The lipid peroxidation phenomena could have a major or even causal influence on the pathogenesis of the disease. Some researchers showed that in Down syndrome, which involves a neurodegenerative component similar to or even identical to that of AD, neuronal death occurs according to a process of apoptosis that is related to an increase in lipid peroxidation and can be stopped by catalase and free radical scavengers [23]. A large number of data indicate that a cascade of events contribute to the neurodegeneration in AD.
Metal (Al, Fe, Cu, Zn) dyshomeostasis is believed to play a pivotal role in the pathogenesis of AD [24]. Aluminum (Al3+) has been proposed as one of the critical environmental factors responsible for AD, its ionic or complicated forms that cause oxidative stress in biological systems. Al3+ and aluminum complex also contributes to the neurodegeneration in AD. Al3+ compounds enhance lipid peroxidation in liposomes cellular damage caused by oxidative stress. Al3+ and aluminum complex affected the membrane fluidity on the inner side [25]. Accordingly, multifunctional compounds combining metal chelating and anti-oxidative activity hold a great promise as potential drugs for treating AD [26].

Protein oxidation in AD:

Protein carbonyl content increases in AD hippocampus and in AD inferior parietal lobule relative to AD cerebellum, a brain region showing little degenerative change. There is a significant increase in protein oxidation in frontal pole and occipital pole [27].
Excess brain protein oxidation, as a marker of oxidative stress, contributes to the pool of damaged enzymes in AD. A research reported that elevated LDL in AD was correlated with brain AP-42 levels. Paraoxonase l (PON1) is a calcium-dependent esterase, which contributes to the antioxidant protection conferred by high density lipoprotein on LDL oxidation. Glycation phenomena have been held responsible for many age related pathologies [28, 29].
Glycation of proteins starts as a nonenzymatic process with the spontaneous condensation of ketone or aldehyde groups of a sugar with a free amino acid group to form a labile Schiff base. A cascade of reactions then result in the formation of advanced glycation end products (AGEs ), which are composed of irreversibly cross-linked heterogeneous protein aggregates. AGE receptor, known as RAGE, is also a β-amyloid receptor [30, 31]. The combination of AGEs and RAGE can cause oxidative stress, as shown in the production of thiobarbituric acid reactive substances, heme oxygenase-1, and the activation of nuclear transcription factor kappaB (NF-kB). β Amyloid binding with RAGE also elicits the macrophage colony stimulating factor [32, 33]. This introduces an inflammatory pathway, according to a procedure linking oxidative processes and inflammation in AD [34].This might be a partial explanation for the effect of nonsteroidal antiinflammatory drugs, their NF-kB blocking action [35].
Additionally, several studies have identified within the brains of AD patients, particularly in the NFT, the end products of peroxidation: malondialdehyde [36], peroxynitrite [37], carbonyls [38], AGEs [39], SOD [40, 41] and heme oxygenase [42, 43]. Heme oxygenase-1 is a cellular enzyme that is up-regulated in the brain and in other tissues in response to an oxidative challenge or other noxious stimuli. Protein oxidation has also been observed in elderly individuals with and without AD, but appears to be more marked in AD patients in the regions presenting the most severe histopathologic alteration [44].

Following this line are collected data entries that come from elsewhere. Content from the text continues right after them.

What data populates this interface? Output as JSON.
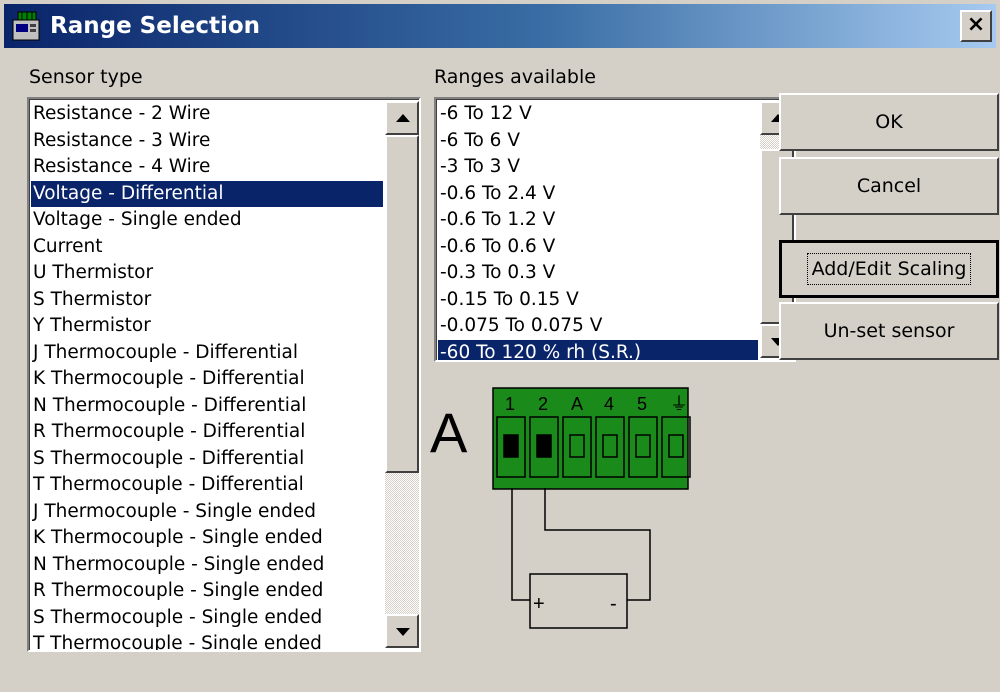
{
  "window": {
    "title": "Range Selection",
    "close_label": "×"
  },
  "sensor": {
    "label": "Sensor type",
    "items": [
      "Resistance - 2 Wire",
      "Resistance - 3 Wire",
      "Resistance - 4 Wire",
      "Voltage - Differential",
      "Voltage - Single ended",
      "Current",
      "U  Thermistor",
      "S  Thermistor",
      "Y  Thermistor",
      "J Thermocouple - Differential",
      "K Thermocouple - Differential",
      "N Thermocouple - Differential",
      "R Thermocouple - Differential",
      "S Thermocouple - Differential",
      "T Thermocouple - Differential",
      "J Thermocouple - Single ended",
      "K Thermocouple - Single ended",
      "N Thermocouple - Single ended",
      "R Thermocouple - Single ended",
      "S Thermocouple - Single ended",
      "T Thermocouple - Single ended"
    ],
    "selected_index": 3
  },
  "ranges": {
    "label": "Ranges available",
    "items": [
      "-6 To 12 V",
      "-6 To 6 V",
      "-3 To 3 V",
      "-0.6 To 2.4 V",
      "-0.6 To 1.2 V",
      "-0.6 To 0.6 V",
      "-0.3 To 0.3 V",
      "-0.15 To 0.15 V",
      "-0.075 To 0.075 V",
      "-60 To 120 % rh (S.R.)"
    ],
    "selected_index": 9
  },
  "buttons": {
    "ok": "OK",
    "cancel": "Cancel",
    "add_edit_scaling": "Add/Edit Scaling",
    "unset_sensor": "Un-set sensor"
  },
  "diagram": {
    "channel_letter": "A",
    "terminal_labels": [
      "1",
      "2",
      "A",
      "4",
      "5",
      "⏚"
    ],
    "plus_label": "+",
    "minus_label": "-",
    "block_color": "#1a8a1a"
  },
  "colors": {
    "face": "#d4d0c8",
    "selection": "#0a246a",
    "title_start": "#0a246a",
    "title_end": "#a6caf0"
  }
}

Nucleic acid oxidation in AD:

Nucleic acids (nuclear DNA, mitochondrial DNA, and RNA) are one of the several cellular macromolecules damaged by ROS, particularly the hydroxyl radical. Because neurons are irreplaceable and survive as long as the organism does, they need elaborate defense mechanisms to ensure their longevity. In AD, however, an accumulation of nucleic acid oxidation is observed, indicating an increased level of oxidative stress and/or a decreased capacity to repair the nucleic acid damage [18].

DNA oxidation:

DNA is the primary target of ROS, leading to cellular aging. As brain has high oxygen consumption rate, ROS may contribute to neuronal damage in aging and neurological disorders. The hydroxyl radical plays a major role in DNA oxidation, because the copper ion, through the Fenton reaction participates in the attachment of DNA [45]. Formation of modified DNA bases could result in alterations in replication of DNA or inappropriate base pairing producing mutations that could lead to altered protein synthesis. It has been reported that ·OH reacts with purines to form mutagenic 8-hydroxypurine and putatively nonmutagenic formamidopyrimidine lesions. The formamidopyrimidine lesions inhibit DNA synthesis [46, 47]. Because 8-hydroxypurine has the lowest oxidation potential of the four DNA bases, guanine is the most readily oxidized base through free radical attack of C8 leading to the formation of 8OHG under elevated oxygen tension so it is most commonly used markers for DNA oxidation and 2,6- diamino-4-hydroxy-5-formamidopyrimidine (fapyguanine) under conditions of reduced oxygen tension [48,49,50].
In mitochondrial DNA (mtDNA) oxidation, especially 8OHG is of a much greater magnitude than nuclear DNA (nDNA). nDNA gains some protection from histones and morphologically is not close to large oxidant generation. In contrast, mtDNA does not have protective histones, is in close proximity to oxidant generation, may not have a rich antioxidant system, and has relatively limited DNA repair capacity, which may account for some of its vulnerability to oxidation. The accumulation of oxidative modified nDNA and mtDNA results from an imbalance between the rate of oxidation and DNA repair mechanisms.
To counteract the multiple factors causing DNA damage, three DNA repair pathways have evolved. The most prominent repair pathways are base excision repair (BER), nucleotide excision repair, and mismatch repair. BER is characterized by the excision of nucleic acid base residues in the free form that contain lesions including oxidative damage, alkylating adducts, and deamination products. Nucleotide excision repair removes damaged nucleotides as part of fragments up to 30 bases in length. Mismatch repair corrects single misrepaired nucleotides and smaller loops. The inactivation or malfunction of DNA repair mechanisms leads to the accumulation of damaged DNA that characterizes several pathological conditions, including AD [28].
DNA bases are also attacked by the lipid peroxidation products HNE and acrolein, which leads to the formation of bulky exocyclic adducts. This modification can cause inappropriate base pairing that alters protein synthesis. DNA oxidation has been shown to escalate with age, shown by an increase in 8-OHdG in the cerebral cortex and cerebellum brain regions. Similarly both mtDNA and nDNA have increased 8-OHG, 8-hydroxyadenine, and 5-hydroxyuracil in temporal, parietal, and frontal lobes in AD. Overall, mtDNA shows an approximately 10-fold higher intensity of oxidized bases than nDNA. nDNA and mtDNA undergo extensive oxidative damage in AD, which may contribute to the neurodegenerative pathology of this disorder [51].
ROS and hydroxyl radical interaction with DNA generates various products of DNA bases, such as 8-oxo-7, 8 dehydro-2’-deoxyguanosine, 2, 6-diamino-4-hydroxy-5-formamimodiprymidine, 8-OH-adenine, 2-OH-adenine, thymine glycol, and cytosine glycol as shown in fig.2 [1].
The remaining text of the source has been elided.